Шрифт:
Могучий Селянкин лучился, весь вид его говорил: «Не понимаю, как в такую прекрасную пору можно лежать в больнице». И Алтынов подумал, что, верно, Виктор Васильевич никогда серьезно не болел, подумал и позавидовал его молодости и крепости; позднее выяснилось, что Селянкин сияет по понятной причине: он едет учиться в Высшую партийную школу, и, довольный, счастливый, не замечая, как с каждым словом мрачнеет Иван Ильич, говорил:
— Без образования ныне никак нельзя. Раньше мы к колхозникам девчонку с газетой пошлем, она, читарь эдакий, шпарит по написанному — и все довольны. Ныне ее не пошлешь — колхозники сами газеты читают, радио слушают, телевизор смотрят, станешь говорить о международном положении, а они с тобой в спор лезут.
Ивану Ильичу думалось, что монолог Селянкина — панихида по нему, Алтынову.
Алтынов мог, конечно, после войны окончить партийную школу. Мог, да не окончил. Так получилось. Работал честно, но когда доходило дело до посылки в школу, то обычно отсылали парня послабее и опытом и знаниями, потому что Алтынов был нужен.
Селянкин давай завидовать Ивану Ильичу: завел речь о малиновской стройке. Иван Ильич слышал, что стройку посетил начальник областного управления, что зашевелились веселей, но иного не ожидал: раз Низовцев поставил на своем, то все силы отдаст, а добьется.
А Селянкин повернул на другое:
— Мы до того работой увлечемся, что не только красоты не замечаем, но забываем места, где родились. Думаю встряхнуться, просто пожить детством, пожить без всяких тебе анализов и хлопот. Вот и съезжу на родину.
— Да, надо, — виновато согласился Алтынов.
Он и тут не был образцовым. Сколько лет подумывал съездить на родину, да все откладывал поездку — недосуг. А он — недосуг, будет всю жизнь, а чего откладывать — всей езды ста километров нет. Выпишется из больницы и поедет не в Кузьминское, а в свою деревеньку, глянет на нее — и назад. Это хорошо так, не раздумывая, сел и поехал.

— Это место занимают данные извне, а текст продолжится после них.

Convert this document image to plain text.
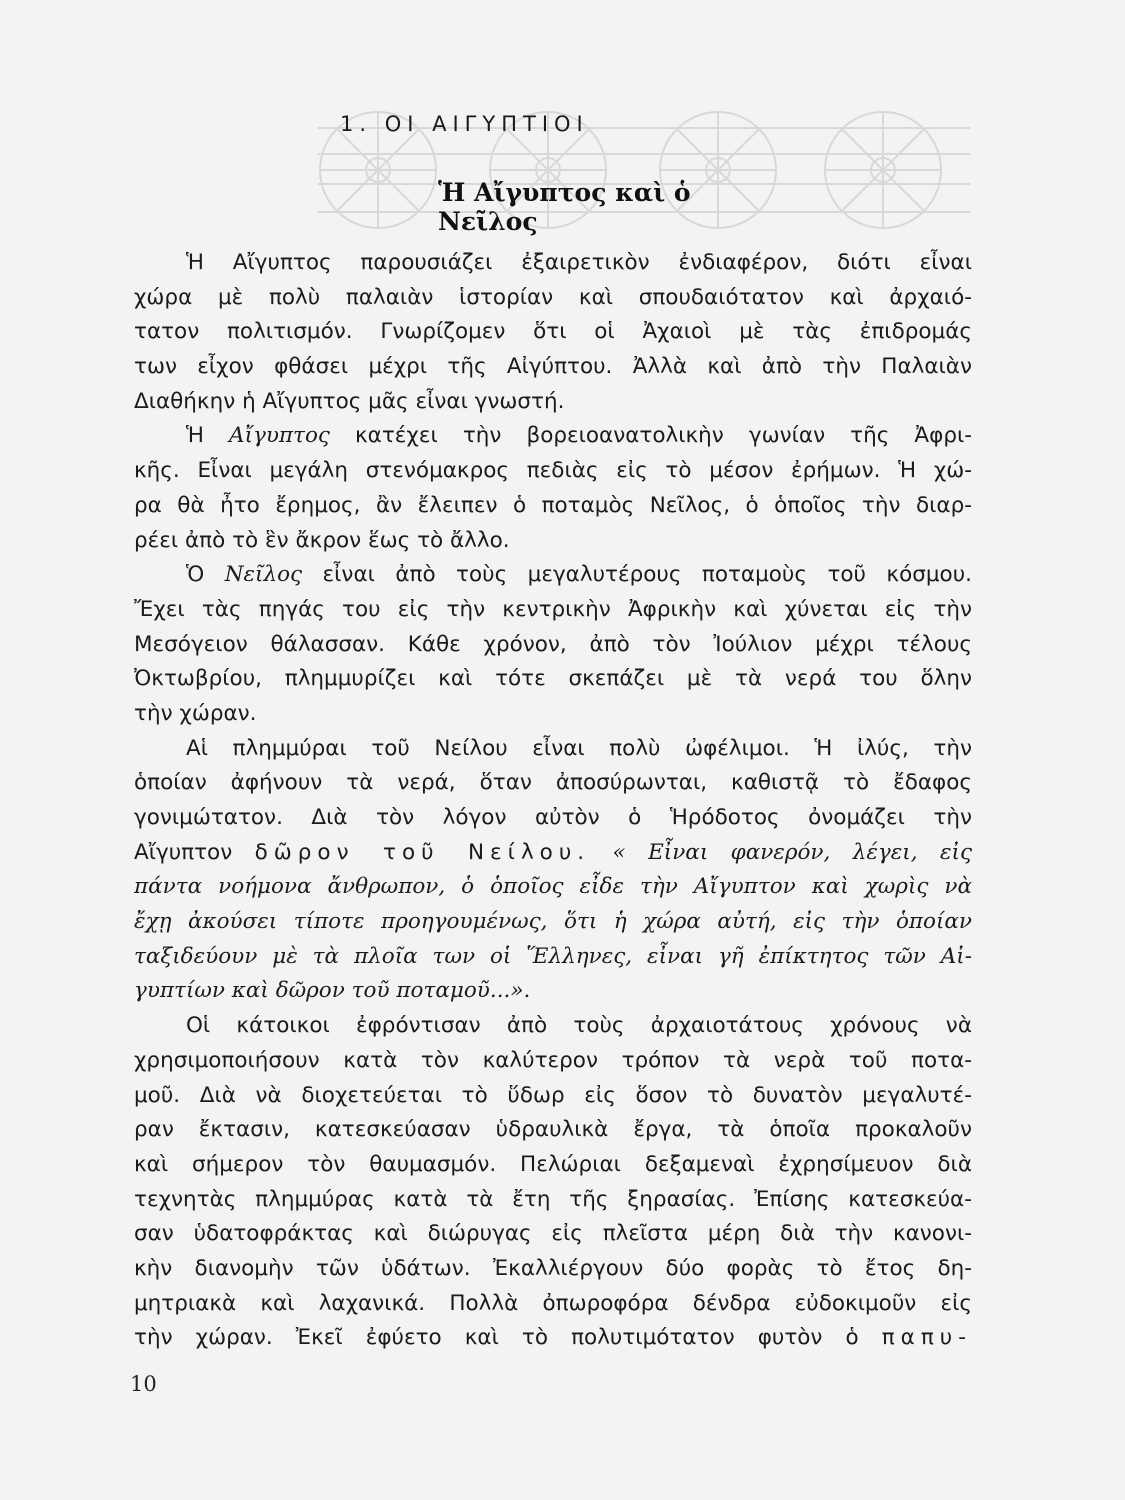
1. ΟΙ ΑΙΓΥΠΤΙΟΙ
Ἡ Αἴγυπτος καὶ ὁ Νεῖλος
Ἡ Αἴγυπτος παρουσιάζει ἐξαιρετικὸν ἐνδιαφέρον, διότι εἶναι
χώρα μὲ πολὺ παλαιὰν ἱστορίαν καὶ σπουδαιότατον καὶ ἀρχαιό-
τατον πολιτισμόν. Γνωρίζομεν ὅτι οἱ Ἀχαιοὶ μὲ τὰς ἐπιδρομάς
των εἶχον φθάσει μέχρι τῆς Αἰγύπτου. Ἀλλὰ καὶ ἀπὸ τὴν Παλαιὰν
Διαθήκην ἡ Αἴγυπτος μᾶς εἶναι γνωστή.
Ἡ Αἴγυπτος κατέχει τὴν βορειοανατολικὴν γωνίαν τῆς Ἀφρι-
κῆς. Εἶναι μεγάλη στενόμακρος πεδιὰς εἰς τὸ μέσον ἐρήμων. Ἡ χώ-
ρα θὰ ἦτο ἔρημος, ἂν ἔλειπεν ὁ ποταμὸς Νεῖλος, ὁ ὁποῖος τὴν διαρ-
ρέει ἀπὸ τὸ ἓν ἄκρον ἕως τὸ ἄλλο.
Ὁ Νεῖλος εἶναι ἀπὸ τοὺς μεγαλυτέρους ποταμοὺς τοῦ κόσμου.
Ἔχει τὰς πηγάς του εἰς τὴν κεντρικὴν Ἀφρικὴν καὶ χύνεται εἰς τὴν
Μεσόγειον θάλασσαν. Κάθε χρόνον, ἀπὸ τὸν Ἰούλιον μέχρι τέλους
Ὀκτωβρίου, πλημμυρίζει καὶ τότε σκεπάζει μὲ τὰ νερά του ὅλην
τὴν χώραν.
Αἱ πλημμύραι τοῦ Νείλου εἶναι πολὺ ὠφέλιμοι. Ἡ ἰλύς, τὴν
ὁποίαν ἀφήνουν τὰ νερά, ὅταν ἀποσύρωνται, καθιστᾷ τὸ ἔδαφος
γονιμώτατον. Διὰ τὸν λόγον αὐτὸν ὁ Ἡρόδοτος ὀνομάζει τὴν
Αἴγυπτον δῶρον τοῦ Νείλου. « Εἶναι φανερόν, λέγει, εἰς
πάντα νοήμονα ἄνθρωπον, ὁ ὁποῖος εἶδε τὴν Αἴγυπτον καὶ χωρὶς νὰ
ἔχῃ ἀκούσει τίποτε προηγουμένως, ὅτι ἡ χώρα αὐτή, εἰς τὴν ὁποίαν
ταξιδεύουν μὲ τὰ πλοῖα των οἱ Ἕλληνες, εἶναι γῆ ἐπίκτητος τῶν Αἰ-
γυπτίων καὶ δῶρον τοῦ ποταμοῦ...».
Οἱ κάτοικοι ἐφρόντισαν ἀπὸ τοὺς ἀρχαιοτάτους χρόνους νὰ
χρησιμοποιήσουν κατὰ τὸν καλύτερον τρόπον τὰ νερὰ τοῦ ποτα-
μοῦ. Διὰ νὰ διοχετεύεται τὸ ὕδωρ εἰς ὅσον τὸ δυνατὸν μεγαλυτέ-
ραν ἔκτασιν, κατεσκεύασαν ὑδραυλικὰ ἔργα, τὰ ὁποῖα προκαλοῦν
καὶ σήμερον τὸν θαυμασμόν. Πελώριαι δεξαμεναὶ ἐχρησίμευον διὰ
τεχνητὰς πλημμύρας κατὰ τὰ ἔτη τῆς ξηρασίας. Ἐπίσης κατεσκεύα-
σαν ὑδατοφράκτας καὶ διώρυγας εἰς πλεῖστα μέρη διὰ τὴν κανονι-
κὴν διανομὴν τῶν ὑδάτων. Ἐκαλλιέργουν δύο φορὰς τὸ ἔτος δη-
μητριακὰ καὶ λαχανικά. Πολλὰ ὀπωροφόρα δένδρα εὐδοκιμοῦν εἰς
τὴν χώραν. Ἐκεῖ ἐφύετο καὶ τὸ πολυτιμότατον φυτὸν ὁ παπυ-
10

«Может, деревеньки и нет?» — спросил себя Алтынов, выписавшись из больницы, но, взглянув на бок подошедшего автобуса, прочитал надпись и поспешно влез в него.
Ехал и с повышенным любопытством разглядывал округу, он узнавал и не узнавал старые места. Наверно, здешним жителям перемены привычны, им порой кажется, что так было постоянно, по крайней мере, на их памяти, но ему все было необычно и ново — и светлые дома под шифером, и животноводческие городки, и столбы высоковольтной линии, — когда-то на месте всего этого стояли похилившиеся, крытые соломой домишки, летом зелень как-то скрашивала местность, но мрак зимних полей, когда нигде ни души, пугал и создавал впечатление, что эти забытые домишки стоят не среди безбрежного поля, а опущены на дно темного омута.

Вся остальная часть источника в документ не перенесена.